In a 2004 chat for the TV Academy website The Interviews: An Oral History of Television, Hitchcock talked about working with her father, noting, “There wasn’t anything unusual about it. Just like with [any other actor], we would discuss the scene and do it. We didn’t try out stuff.”
Born on July 7, 1928, Patricia Alma Hitchcock spent two years away at boarding school starting at age 8. The family relocated to the U.S. in March 1939 when her dad accepted an offer from producer David O. Selznick to direct Rebecca (1940), and they settled in a house on Bellagio Road in Bel Air.
She liked to ride horses and always wanted to be an actress.
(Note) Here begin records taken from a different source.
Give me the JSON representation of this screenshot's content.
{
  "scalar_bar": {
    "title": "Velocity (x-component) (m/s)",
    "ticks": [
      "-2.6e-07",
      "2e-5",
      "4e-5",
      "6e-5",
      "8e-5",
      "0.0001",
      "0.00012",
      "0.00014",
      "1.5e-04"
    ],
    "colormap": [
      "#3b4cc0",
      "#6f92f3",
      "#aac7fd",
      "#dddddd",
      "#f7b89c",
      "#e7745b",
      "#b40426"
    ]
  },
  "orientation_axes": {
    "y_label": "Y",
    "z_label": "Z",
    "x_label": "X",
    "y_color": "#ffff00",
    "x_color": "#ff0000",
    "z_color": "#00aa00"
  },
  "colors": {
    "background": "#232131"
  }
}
“I was brought up rather as an English child, so I knew what was expected, and I pretty much always did it,” she told the Post. “You didn’t speak unless spoken to, but it didn’t bother me or have any repercussions. I didn’t know anything else.
“However, my father didn’t believe in punishment. When I did something wrong, he would reason with me. Sometimes I wish he would have screamed more. He’d say, ‘Do you realize how you’ve hurt your mother and me?’ Of course, I’d want to go through the floor.
“I was very close to my father. He used to take me out every Saturday, shopping and to lunch. On Sundays, he took me to church regularly, until I could drive. Then I’d drive him to church regularly. It’s because of his diligence that my religion is so strong today.”